One of Google+’s much touted features is its ability to automatically slurp photos off of your mobile phone. I’m a big fan of this functionality. It represents a marked improvement in user experience over Facebook. It’s silly that we waste so much time dragging and dropping image files.
Before taking advantage of automatic uploads, users should be aware of some other less obvious features. When viewing a photo, click Actions->Photo Details and you’ll be presented with some neat data:
I assume this information is pulled straight from the EXIF metadata embedded in the image file from the phone. That’s handy, although I’m not really sure what I’m supposed to get out of the histogram. If you click “Location”, you’ll see something even more interesting.
That’s almost exactly where I took the picture. Awesome!
But very close to my apartment. Creepy!
As far as I can tell, control over who sees what is a major selling point of Google+.
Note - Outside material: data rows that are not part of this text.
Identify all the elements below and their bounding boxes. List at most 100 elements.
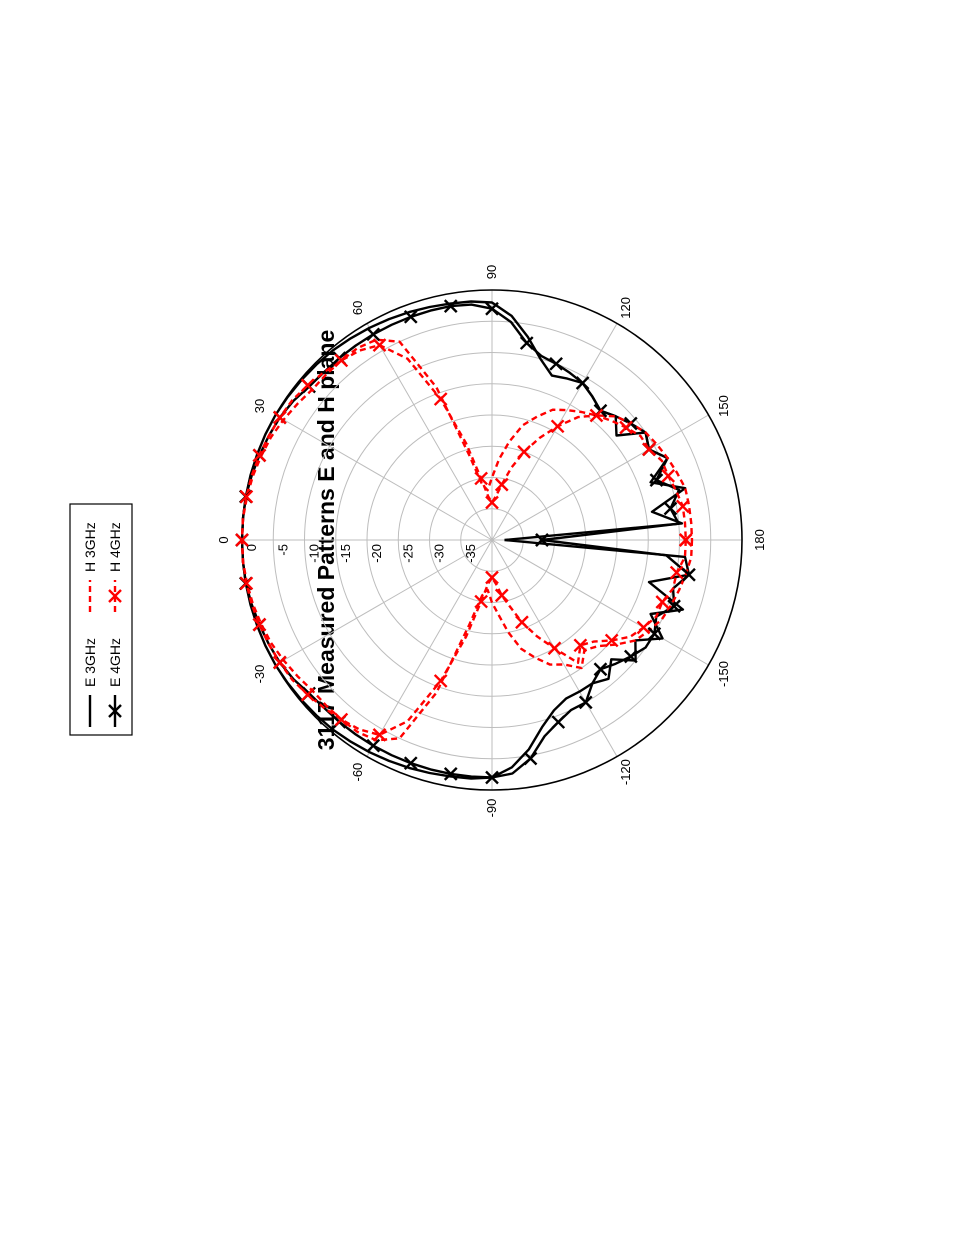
angle-tick-label: 120 xyxy=(618,297,633,319)
x-marker xyxy=(485,301,499,316)
grid-spoke xyxy=(491,323,618,541)
x-marker xyxy=(474,594,488,609)
x-marker xyxy=(252,617,267,632)
x-marker xyxy=(366,738,381,753)
x-marker xyxy=(485,495,499,510)
legend-label: H 4GHz xyxy=(107,522,123,572)
x-marker xyxy=(604,633,619,648)
x-marker xyxy=(494,588,509,603)
x-marker xyxy=(667,599,681,614)
angle-tick-label: 150 xyxy=(716,395,731,417)
x-marker xyxy=(678,533,693,547)
angle-tick-label: 30 xyxy=(252,399,267,413)
x-marker xyxy=(235,533,249,547)
x-marker xyxy=(433,392,448,406)
x-marker xyxy=(655,595,670,609)
x-marker xyxy=(547,641,562,656)
angle-tick-label: 90 xyxy=(484,265,499,279)
x-marker xyxy=(403,756,418,771)
x-marker xyxy=(589,408,604,423)
x-marker xyxy=(623,649,638,664)
grid-spoke xyxy=(366,539,493,757)
x-marker xyxy=(593,662,608,677)
x-marker xyxy=(619,420,633,435)
x-marker xyxy=(649,473,664,487)
grid-spoke xyxy=(275,414,493,541)
x-marker xyxy=(636,620,651,635)
x-marker xyxy=(433,674,448,688)
x-marker xyxy=(573,638,588,653)
x-marker xyxy=(300,687,315,702)
x-marker xyxy=(578,695,593,710)
x-marker xyxy=(523,751,538,766)
x-marker xyxy=(443,299,458,313)
x-marker xyxy=(663,501,678,516)
x-marker xyxy=(108,589,122,603)
polar-grid xyxy=(241,289,743,791)
x-marker xyxy=(485,570,499,585)
x-marker xyxy=(403,309,418,324)
radial-tick-label: -10 xyxy=(307,544,322,563)
x-marker xyxy=(535,533,549,547)
x-marker xyxy=(549,356,563,371)
x-marker xyxy=(550,419,565,434)
x-marker xyxy=(239,576,254,591)
angle-tick-label: -150 xyxy=(716,661,731,687)
x-marker xyxy=(372,338,387,352)
x-marker xyxy=(239,489,254,504)
legend-label: E 4GHz xyxy=(107,638,123,687)
angle-tick-label: -30 xyxy=(252,665,267,684)
x-marker xyxy=(485,770,499,785)
radial-tick-label: -5 xyxy=(275,544,290,556)
angle-tick-label: 180 xyxy=(752,529,767,551)
angle-tick-label: 60 xyxy=(350,301,365,315)
angle-tick-label: -90 xyxy=(484,799,499,818)
series-markers xyxy=(235,299,696,785)
grid-spoke xyxy=(366,323,493,541)
x-marker xyxy=(642,442,656,457)
x-marker xyxy=(494,477,509,492)
x-marker xyxy=(108,704,122,718)
x-marker xyxy=(272,410,287,425)
radial-tick-label: 0 xyxy=(244,544,259,551)
radial-tick-label: -30 xyxy=(432,544,447,563)
x-marker xyxy=(517,445,531,459)
radial-tick-label: -35 xyxy=(463,544,478,563)
x-marker xyxy=(272,655,287,670)
x-marker xyxy=(366,327,381,342)
x-marker xyxy=(675,499,690,514)
x-marker xyxy=(443,767,458,781)
x-marker xyxy=(669,565,684,580)
angle-tick-label: -120 xyxy=(618,759,633,785)
x-marker xyxy=(519,336,534,350)
x-marker xyxy=(300,378,315,393)
legend: E 3GHz E 4GHz H 3GHz H 4GHz xyxy=(69,503,133,736)
x-marker xyxy=(575,376,590,390)
angle-tick-label: -60 xyxy=(350,763,365,782)
rotated-chart-group: 3117 Measured Patterns E and H plane -90… xyxy=(69,265,767,818)
radial-tick-label: -15 xyxy=(338,544,353,563)
x-marker xyxy=(661,469,676,483)
x-marker xyxy=(252,448,267,463)
x-marker xyxy=(334,712,349,727)
x-marker xyxy=(474,471,488,486)
grid-spoke xyxy=(275,539,493,666)
legend-label: E 3GHz xyxy=(82,638,98,687)
radial-tick-label: -20 xyxy=(369,544,384,563)
radial-tick-label: -25 xyxy=(400,544,415,563)
x-marker xyxy=(551,715,566,729)
x-marker xyxy=(515,615,529,630)
radial-tick-labels: 0 -5 -10 -15 -20 -25 -30 -35 xyxy=(244,544,478,563)
x-marker xyxy=(682,567,696,582)
x-marker xyxy=(334,353,349,368)
legend-label: H 3GHz xyxy=(82,522,98,572)
x-marker xyxy=(372,728,387,742)
x-marker xyxy=(647,626,662,641)
legend-box xyxy=(69,503,133,736)
grid-spoke xyxy=(491,539,709,666)
grid-spoke xyxy=(491,414,709,541)
angle-tick-label: 0 xyxy=(216,536,231,543)
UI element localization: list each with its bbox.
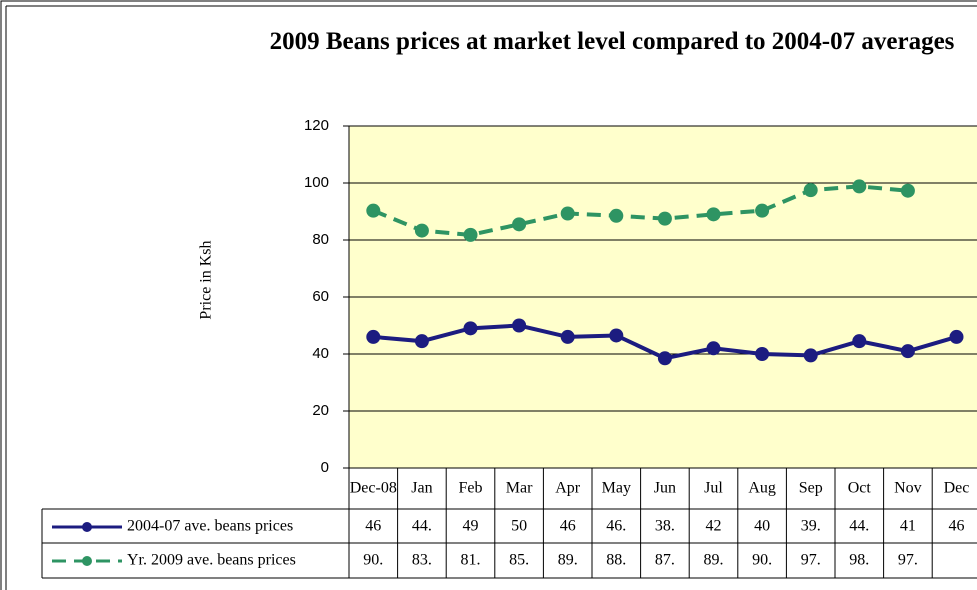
legend-marker bbox=[82, 522, 92, 532]
table-value: 49 bbox=[463, 518, 479, 535]
data-point bbox=[366, 329, 381, 344]
x-tick-label: Dec-08 bbox=[350, 480, 397, 497]
x-tick-label: Aug bbox=[748, 480, 776, 497]
x-tick-label: Mar bbox=[506, 480, 533, 497]
x-tick-label: Jul bbox=[704, 480, 723, 497]
data-point bbox=[657, 351, 672, 366]
y-axis-label: Price in Ksh bbox=[198, 240, 215, 319]
table-value: 88. bbox=[606, 552, 626, 569]
table-value: 38. bbox=[655, 518, 675, 535]
data-point bbox=[609, 208, 624, 223]
data-point bbox=[900, 344, 915, 359]
x-tick-label: Dec bbox=[944, 480, 970, 497]
data-point bbox=[463, 321, 478, 336]
x-tick-label: Feb bbox=[459, 480, 483, 497]
data-point bbox=[512, 217, 527, 232]
table-value: 42 bbox=[706, 518, 722, 535]
y-tick-label: 60 bbox=[312, 288, 329, 305]
table-value: 39. bbox=[801, 518, 821, 535]
data-point bbox=[706, 207, 721, 222]
y-tick-label: 120 bbox=[304, 117, 329, 134]
table-value: 50 bbox=[511, 518, 527, 535]
table-value: 46. bbox=[606, 518, 626, 535]
data-point bbox=[852, 334, 867, 349]
table-value: 41 bbox=[900, 518, 916, 535]
table-value: 89. bbox=[704, 552, 724, 569]
y-tick-label: 80 bbox=[312, 231, 329, 248]
table-value: 44. bbox=[412, 518, 432, 535]
data-point bbox=[366, 203, 381, 218]
data-point bbox=[609, 328, 624, 343]
data-point bbox=[657, 211, 672, 226]
x-tick-label: Sep bbox=[799, 480, 823, 497]
data-point bbox=[949, 329, 964, 344]
data-point bbox=[414, 334, 429, 349]
table-value: 90. bbox=[363, 552, 383, 569]
legend-label: 2004-07 ave. beans prices bbox=[127, 518, 293, 535]
data-point bbox=[560, 329, 575, 344]
y-tick-label: 20 bbox=[312, 402, 329, 419]
data-point bbox=[755, 347, 770, 361]
table-value: 81. bbox=[461, 552, 481, 569]
data-point bbox=[852, 179, 867, 194]
table-value: 46 bbox=[560, 518, 576, 535]
table-value: 46 bbox=[949, 518, 965, 535]
y-tick-label: 40 bbox=[312, 345, 329, 362]
x-tick-label: May bbox=[602, 480, 631, 497]
table-value: 44. bbox=[849, 518, 869, 535]
data-point bbox=[706, 341, 721, 356]
x-tick-label: Nov bbox=[894, 480, 922, 497]
table-value: 89. bbox=[558, 552, 578, 569]
data-point bbox=[560, 206, 575, 221]
legend-marker bbox=[82, 556, 92, 566]
series-line bbox=[372, 184, 909, 237]
table-value: 98. bbox=[849, 552, 869, 569]
table-value: 87. bbox=[655, 552, 675, 569]
chart-title: 2009 Beans prices at market level compar… bbox=[269, 28, 955, 55]
data-point bbox=[803, 183, 818, 198]
table-value: 40 bbox=[754, 518, 770, 535]
data-point bbox=[512, 318, 527, 333]
table-value: 90. bbox=[752, 552, 772, 569]
table-value: 97. bbox=[801, 552, 821, 569]
y-tick-label: 100 bbox=[304, 174, 329, 191]
legend-label: Yr. 2009 ave. beans prices bbox=[127, 552, 296, 569]
y-tick-label: 0 bbox=[321, 459, 329, 476]
data-point bbox=[463, 227, 478, 242]
table-value: 97. bbox=[898, 552, 918, 569]
table-value: 83. bbox=[412, 552, 432, 569]
data-point bbox=[755, 203, 770, 218]
x-tick-label: Jun bbox=[654, 480, 676, 497]
x-tick-label: Oct bbox=[848, 480, 872, 497]
x-tick-label: Jan bbox=[411, 480, 432, 497]
data-point bbox=[414, 223, 429, 238]
x-tick-label: Apr bbox=[555, 480, 581, 497]
data-point bbox=[803, 348, 818, 363]
table-value: 85. bbox=[509, 552, 529, 569]
data-point bbox=[900, 183, 915, 198]
table-value: 46 bbox=[365, 518, 381, 535]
The whole Circles concept seems like a user friendly access management system. So I find it a little surprising that sharing a photo is bound, by default, to share location information as well.
I know that the information was already in the EXIF data, I gave the Android application permission to access the phone’s GPS, and there was probably a warning in the terms I agreed to. But 99% of people won’t consider any of that when they share an image from a location they would like to keep private.
To be clear, I think this feature is really cool. Google has taken full advantage of geotagging in a way that provides value to end users. People just need to be aware of what exactly they’re sharing.
Nick, this probably happened because GPS was enabled in your camera app. That option is disabled by default IIRC, unless Sense decided to change that. G+ doesn’t strip the EXIF data, so I would consider this an issue with the camera application rather than the G+ application.
I must have told the app to include GPS when I blew through the setup wizard.
It isn’t really a problem with Google+, just unexpected behavior. Most people either:
A) have no idea what EXIF data is
B) expect social networking sites to strip it. Facebook removes it. Too lazy to check others.
Iiiiiiiiiiiiin West University, born and raised.
Sorry, that popped into my head for some reason.
BTW: the histogram is the color levels in the picture. Picasa does this, too. I’m sure it means more to certain people than to me.